Page Rank (Ch 3)¶
Hints for Simulator
You can use it to run simulations of how PageRank would assign importance to a group of web pages based soley on how they link to each other.
Click Add Page to add a new page.
Click and drag a page to move it.
Click a page and then click another page to add a link.
Click a page or link and then Delete Selected (or press Delete) to remove something.
Click Run Page Rank to display rankings.
Optional: Mathematically Solving Page Rank
The author describes being able to simulate a random web surfer with a computer program, and we certainly can calculate page rank that way. But there is a field of mathematics that focuses on analyzing situations exactly like that one - where there are multiple possible states (pages in this case), and from any given state, we can end up in multiple new states with some probability. The technique used is called a Markov chain. If you have some knowledge of what a matrix is you can skip down to the Example section of that page, and probably understand most of what is going on.
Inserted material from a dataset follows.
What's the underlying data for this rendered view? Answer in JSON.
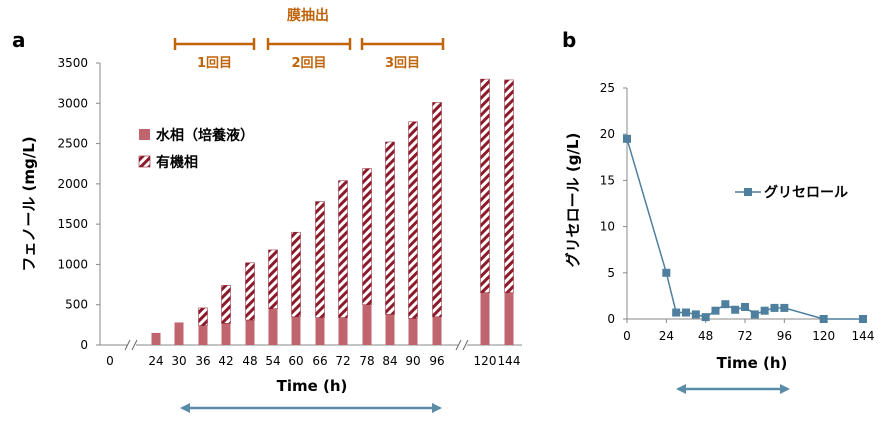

This is the actual technique used in PageRank to “simulate” random surfers - define transition probabilities from one page to another based on the links (and on random restart probability), then keep multiplying a starting state by the transition matrix until it “settles” down into a final state representing the proportion of time a random surfer spends on each page.
If you are interested, you can play with a Markov simulation using the spreadsheet linked below (right click and open in a new tab/window).
Markov Chain Page Rank Spreadsheet.
It represents a 3 page system as a 3x3 matrix. The 3x3 grid allows you to define the links between pages. The initial setup matches the picture shown to the right (A links to B, B links to A and C, C links to A).
The columns below show the predicted popularity after n steps of applying the transition rules. The first row is the initial rankings of the pages. An important property of the Markov chain is that they do not matter! Put in any set of rankings for the initial state that add up to 1 and the transition matrix will eventually produce the same result.